Queen Elizabeth II honoured at UN meeting: ‘Exceptional monarch’
Global News
This year's U.N. General Assembly meeting of world leaders came on the heels of another event that reverberated internationally - the death of Britain's Queen Elizabeth II.
This year’s U.N. General Assembly meeting of world leaders came on the heels of another event that reverberated internationally – the death of Britain’s Queen Elizabeth II, followed by both an outpouring of tributes and sometimes bitter reflection on the colonialist empire that came to an end during her seven decades on the throne.
There were also some questions about whether the loss of the long-reigning monarch might affect the Commonwealth, a voluntary association of 56 nations that, in many cases, have historic and linguistic ties to Britain. Fourteen of them are Commonwealth “realms” – former colonies where the British monarch, now King Charles III, remains the head of state.
Some already were revisiting that relationship before the queen’s death.

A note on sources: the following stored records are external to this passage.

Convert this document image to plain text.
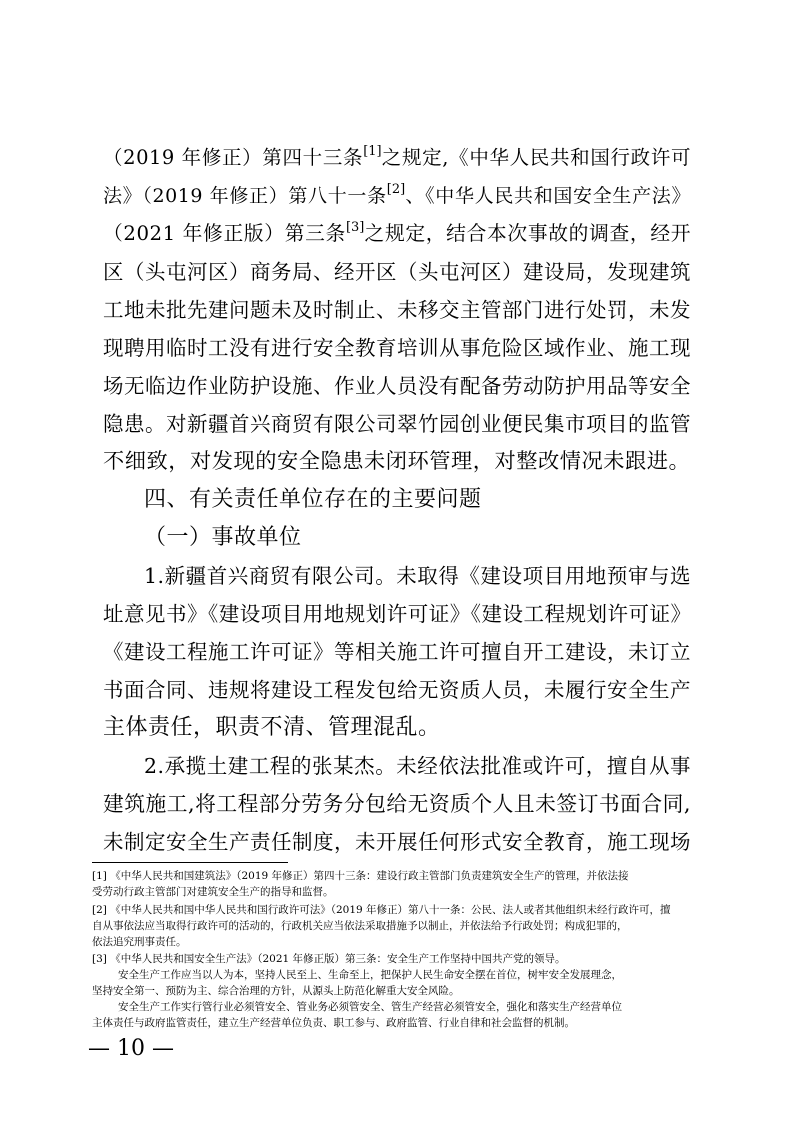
（2019 年修正）第四十三条[1]之规定,《中华人民共和国行政许可
法》（2019 年修正）第八十一条[2]、《中华人民共和国安全生产法》
（2021 年修正版）第三条[3]之规定，结合本次事故的调查，经开
区（头屯河区）商务局、经开区（头屯河区）建设局，发现建筑
工地未批先建问题未及时制止、未移交主管部门进行处罚，未发
现聘用临时工没有进行安全教育培训从事危险区域作业、施工现
场无临边作业防护设施、作业人员没有配备劳动防护用品等安全
隐患。对新疆首兴商贸有限公司翠竹园创业便民集市项目的监管
不细致，对发现的安全隐患未闭环管理，对整改情况未跟进。
四、有关责任单位存在的主要问题
（一）事故单位
1.新疆首兴商贸有限公司。未取得《建设项目用地预审与选
址意见书》《建设项目用地规划许可证》《建设工程规划许可证》
《建设工程施工许可证》等相关施工许可擅自开工建设，未订立
书面合同、违规将建设工程发包给无资质人员，未履行安全生产
主体责任，职责不清、管理混乱。
2.承揽土建工程的张某杰。未经依法批准或许可，擅自从事
建筑施工,将工程部分劳务分包给无资质个人且未签订书面合同,
未制定安全生产责任制度，未开展任何形式安全教育，施工现场
[1] 《中华人民共和国建筑法》（2019 年修正）第四十三条：建设行政主管部门负责建筑安全生产的管理，并依法接
受劳动行政主管部门对建筑安全生产的指导和监督。
[2] 《中华人民共和国中华人民共和国行政许可法》（2019 年修正）第八十一条：公民、法人或者其他组织未经行政许可，擅
自从事依法应当取得行政许可的活动的，行政机关应当依法采取措施予以制止，并依法给予行政处罚；构成犯罪的，
依法追究刑事责任。
[3] 《中华人民共和国安全生产法》（2021 年修正版）第三条：安全生产工作坚持中国共产党的领导。
安全生产工作应当以人为本，坚持人民至上、生命至上，把保护人民生命安全摆在首位，树牢安全发展理念，
坚持安全第一、预防为主、综合治理的方针，从源头上防范化解重大安全风险。
安全生产工作实行管行业必须管安全、管业务必须管安全、管生产经营必须管安全，强化和落实生产经营单位
主体责任与政府监管责任，建立生产经营单位负责、职工参与、政府监管、行业自律和社会监督的机制。
— 10 —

Barbados snipped its link to the monarchy and became fully independent last year, to felicitations from Elizabeth and Charles. The prime ministers of Jamaica and of Antigua and Barbuda said earlier this year that they intend to do likewise, and Antigua and Barbuda’s Gaston Browne followed up after the queen’s death by telling Britain’s ITV News that he planned to call a referendum within three years.
Others have no such plans, at least for the moment. Australian Prime Minister Anthony Albanese had laid some groundwork for a potential Australian republic earlier in the year but said after Elizabeth’s death that it was time to honor the queen, not change up the government. New Zealand Prime Minister Jacinta Ardern, who supports becoming a republic, said she didn’t plan to take up the matter soon, noting there are many other issues on the country’s plate.
So there are on the General Assembly’s agenda, too, and the future of the Commonwealth didn’t factor in the major speeches each country gets to make. But some did take time to remember the queen and invoked her words and example to suggest future action – or lessons for leaders.
A look at some of the remarks:
British Prime Minister Liz Truss, whom Elizabeth formally appointed two days before her death, said Elizabeth “symbolized the post-war values” underlying the U.N. and recalled a speech that the queen gave at the General Assembly in 1957.